The fact is that this is a government beset by paradoxes. The New Labour project feels like it is running out of steam, yet Tony Blair is keen to press forward with his own agenda for change, particularly regarding the public services. An allegedly more radical leader waits in the wings to take over power, yet before he is handed the crown he must prove that he is not so radical after all.

But the biggest paradox is the clash of two grand concepts: community and personal choice. It’s a clash that one can discern within the prime minister himself, whose aspirant individualism its so uneasily with the collectivism and drive for social justice that underpins the party that he leads. And it is a clash now being fought out, covertly, between the prime minister and the prime minister in waiting.

But it is on the ground, in the delivery of health and education, that the government’s  initiatives and mantras are becoming so confusing and potentially divisive.

Education and the early years remains one of the key notes of New Labour reform. On the one hand, we have an agenda aimed at helping the poor and promoting stable communities: children’s services have been integrated, £680m has been earmarked over the next few years to promote extended schooling, and Sure Start is a cornerstone of government policy.

On the other hand, we have more emphasis on the politics of choice, on the right of  parents to choose the best school for their child. Later this autumn, the government will publish a white paper on education which is expected to accelerate the city academies programme, further extend the role of private providers in education and free some schools to select a percentage of their pupils.

Such reforms could be disastrous. By concentrating money on the few, not the many and allowing schools to select their own pupils, we will be on our way to a market free-for-all in the state sector with divisive effects on local communities.

Existing grammars, a burgeoning faith school sector, some specialist schools and the growth of academies are creating what education administrator Tim Brighouse has called “a dizzying hierarchy of provision”. Clearly if one school can cream off high performers then a neighbouring school will have more children with problems, and more problems to contend with.

If the government is serious about building strong communities it should stop talking so much about choice and start talking about fairness. It should begin seriously to modernise the comprehensive vision which has taken such a knocking.

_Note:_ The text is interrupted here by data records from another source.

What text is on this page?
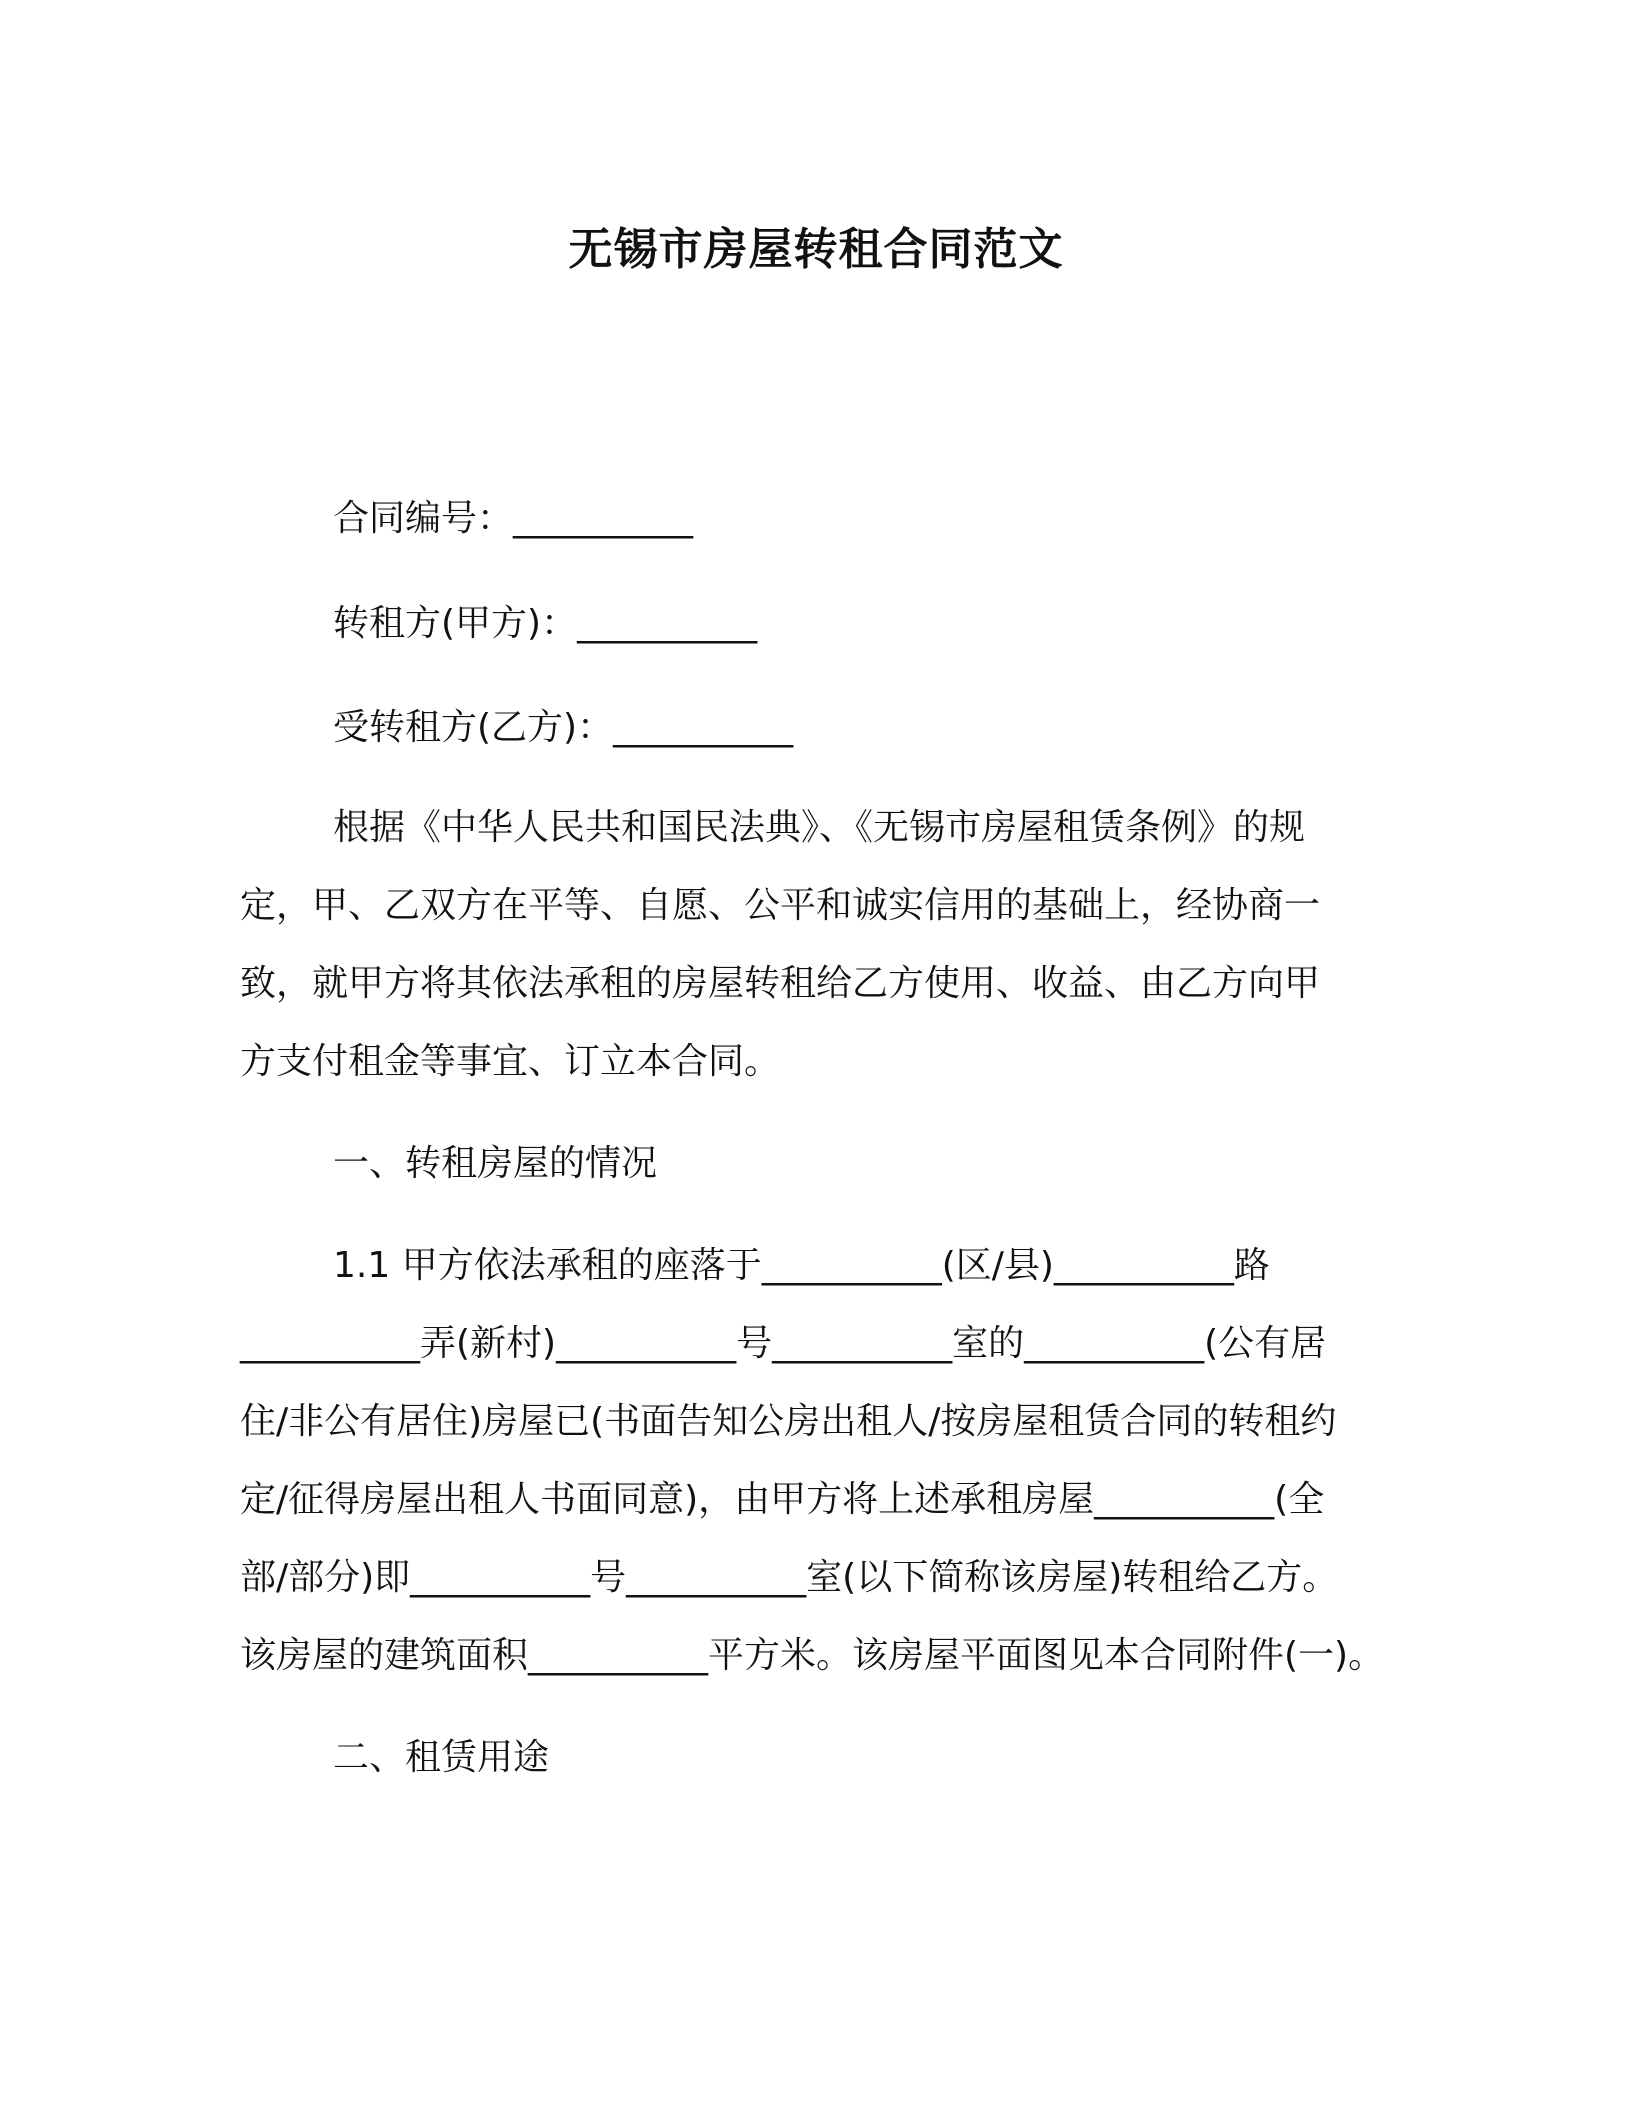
无锡市房屋转租合同范文
合同编号：__________
转租方(甲方)：__________
受转租方(乙方)：__________
根据《中华人民共和国民法典》、《无锡市房屋租赁条例》的规
定，甲、乙双方在平等、自愿、公平和诚实信用的基础上，经协商一
致，就甲方将其依法承租的房屋转租给乙方使用、收益、由乙方向甲
方支付租金等事宜、订立本合同。
一、转租房屋的情况
1.1 甲方依法承租的座落于__________(区/县)__________路
__________弄(新村)__________号__________室的__________(公有居
住/非公有居住)房屋已(书面告知公房出租人/按房屋租赁合同的转租约
定/征得房屋出租人书面同意)，由甲方将上述承租房屋__________(全
部/部分)即__________号__________室(以下简称该房屋)转租给乙方。
该房屋的建筑面积__________平方米。该房屋平面图见本合同附件(一)。
二、租赁用途
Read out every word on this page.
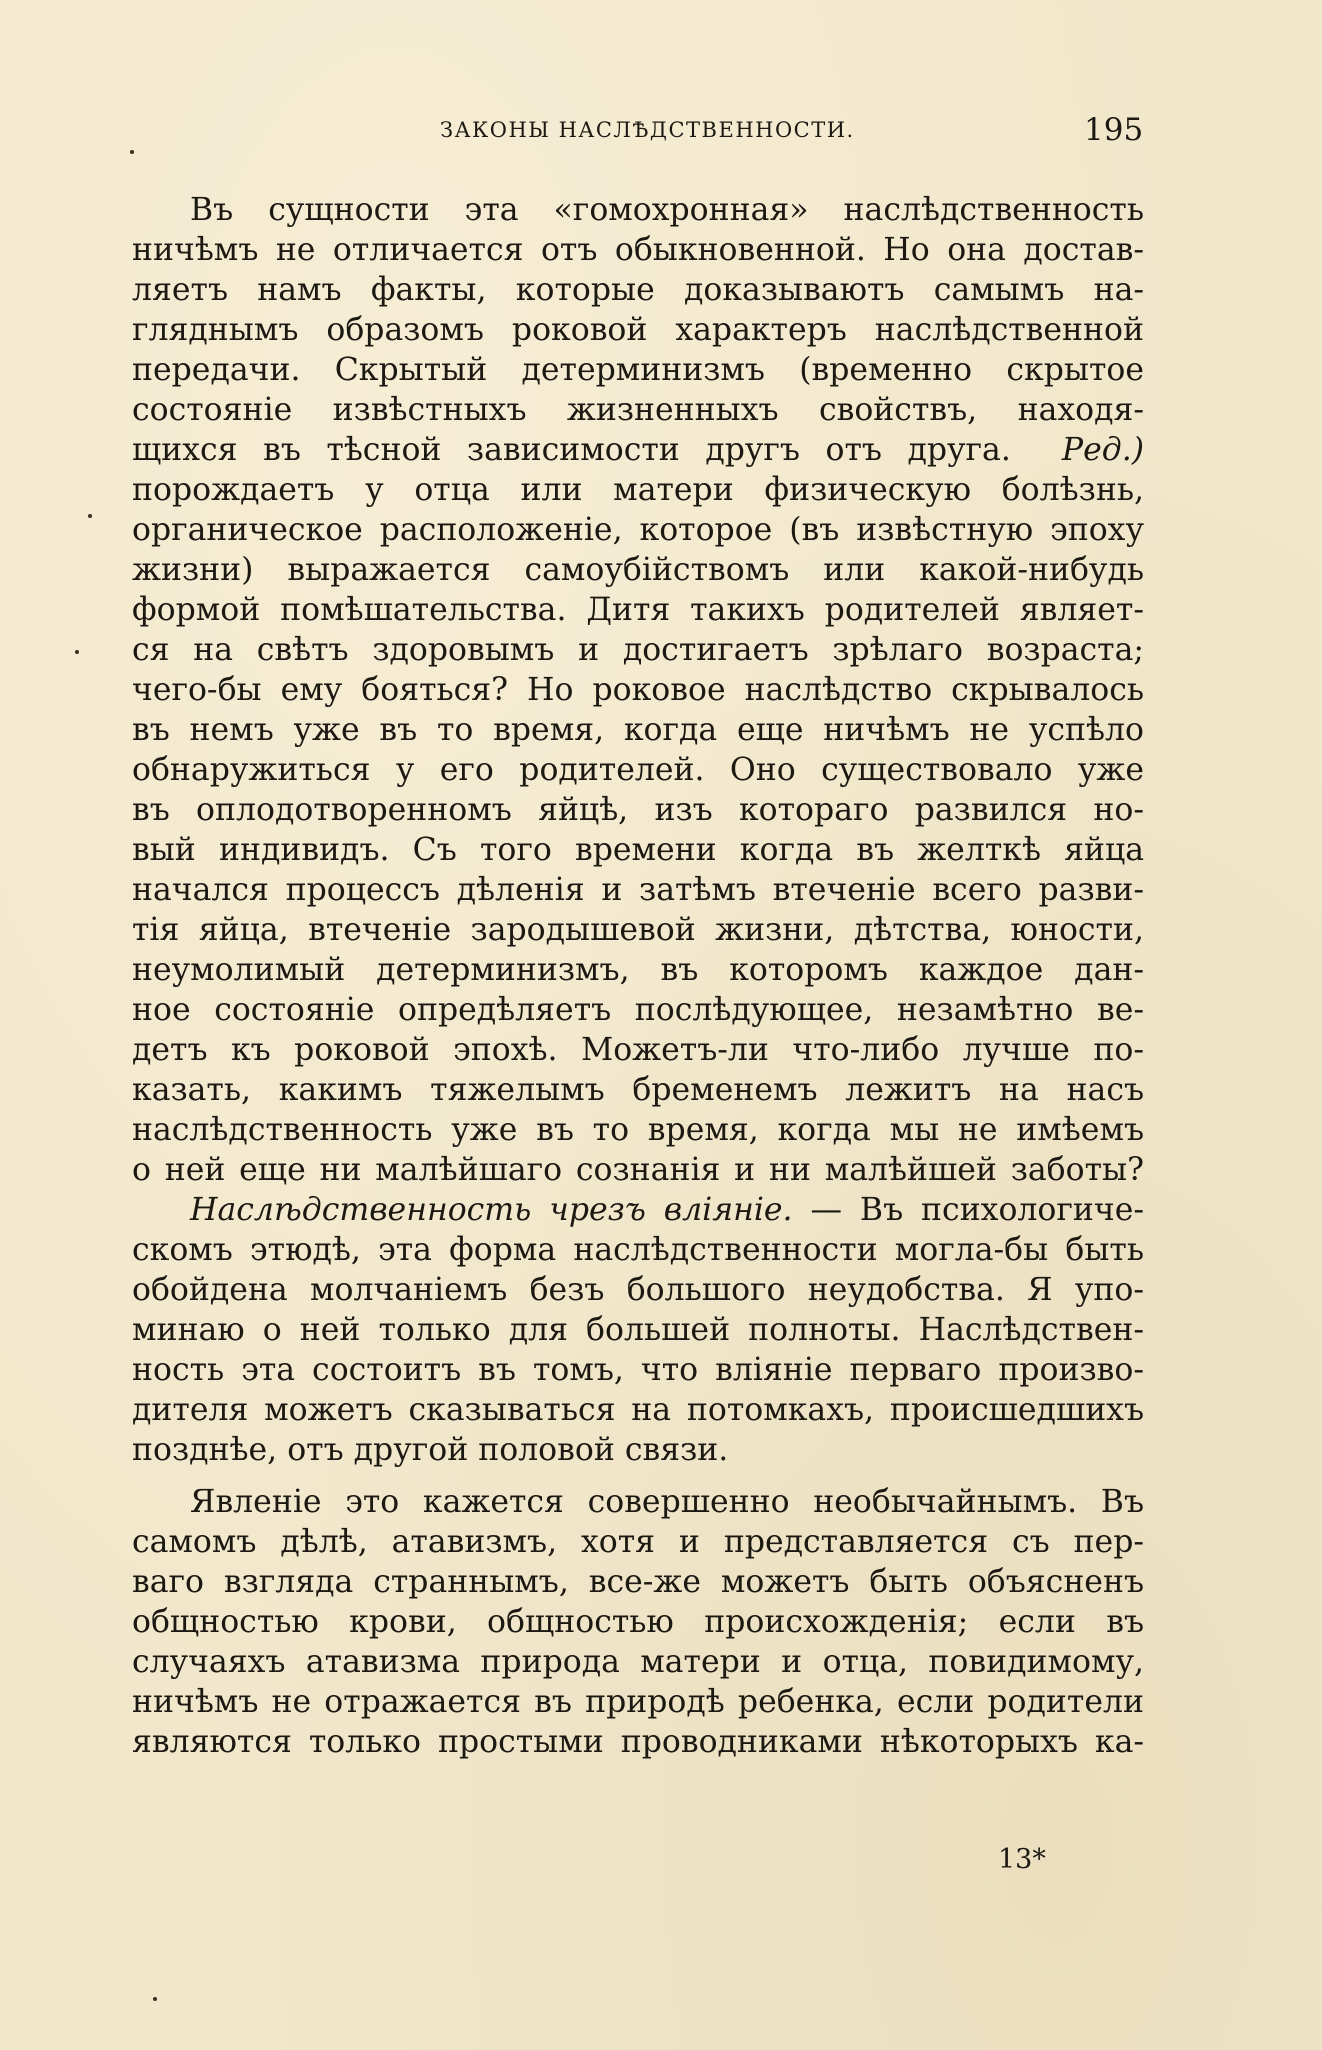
ЗАКОНЫ НАСЛѢДСТВЕННОСТИ.	195
Въ сущности эта «гомохронная» наслѣдственность
ничѣмъ не отличается отъ обыкновенной. Но она достав-
ляетъ намъ факты, которые доказываютъ самымъ на-
гляднымъ образомъ роковой характеръ наслѣдственной
передачи. Скрытый детерминизмъ (временно скрытое
состояніе извѣстныхъ жизненныхъ свойствъ, находя-
щихся въ тѣсной зависимости другъ отъ друга. Ред.)
порождаетъ у отца или матери физическую болѣзнь,
органическое расположеніе, которое (въ извѣстную эпоху
жизни) выражается самоубійствомъ или какой-нибудь
формой помѣшательства. Дитя такихъ родителей являет-
ся на свѣтъ здоровымъ и достигаетъ зрѣлаго возраста;
чего-бы ему бояться? Но роковое наслѣдство скрывалось
въ немъ уже въ то время, когда еще ничѣмъ не успѣло
обнаружиться у его родителей. Оно существовало уже
въ оплодотворенномъ яйцѣ, изъ котораго развился но-
вый индивидъ. Съ того времени когда въ желткѣ яйца
начался процессъ дѣленія и затѣмъ втеченіе всего разви-
тія яйца, втеченіе зародышевой жизни, дѣтства, юности,
неумолимый детерминизмъ, въ которомъ каждое дан-
ное состояніе опредѣляетъ послѣдующее, незамѣтно ве-
детъ къ роковой эпохѣ. Можетъ-ли что-либо лучше по-
казать, какимъ тяжелымъ бременемъ лежитъ на насъ
наслѣдственность уже въ то время, когда мы не имѣемъ
о ней еще ни малѣйшаго сознанія и ни малѣйшей заботы?
Наслѣдственность чрезъ вліяніе. — Въ психологиче-
скомъ этюдѣ, эта форма наслѣдственности могла-бы быть
обойдена молчаніемъ безъ большого неудобства. Я упо-
минаю о ней только для большей полноты. Наслѣдствен-
ность эта состоитъ въ томъ, что вліяніе перваго произво-
дителя можетъ сказываться на потомкахъ, происшедшихъ
позднѣе, отъ другой половой связи.
Явленіе это кажется совершенно необычайнымъ. Въ
самомъ дѣлѣ, атавизмъ, хотя и представляется съ пер-
ваго взгляда страннымъ, все-же можетъ быть объясненъ
общностью крови, общностью происхожденія; если въ
случаяхъ атавизма природа матери и отца, повидимому,
ничѣмъ не отражается въ природѣ ребенка, если родители
являются только простыми проводниками нѣкоторыхъ ка-
13*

The priority is to set a fair, transparent   admissions system, affirm the link between schools and communities and tackle a prescriptive and often dull curriculum.

There are hints that the government is thinking of introducing banding for all schools which might be a step in the direction of fairness. And education secretary Ruth Kelly’s speech at conference was a valiant, if low key, attempt to inject some comprehensive principles into the debate.

The market can provide a few good schools for some, but not for the many. If  Blairite plans are implemented we will create a new multi-layered version of the old 11-plus. It will be clear to everyone which schools attract genuine esteem, which are deemed to be bog standard, and which are considered sink establishments.

It’s a far cry from the ideal of high quality public services, used by all; the sign, surely, of a truly civilised and democratic society.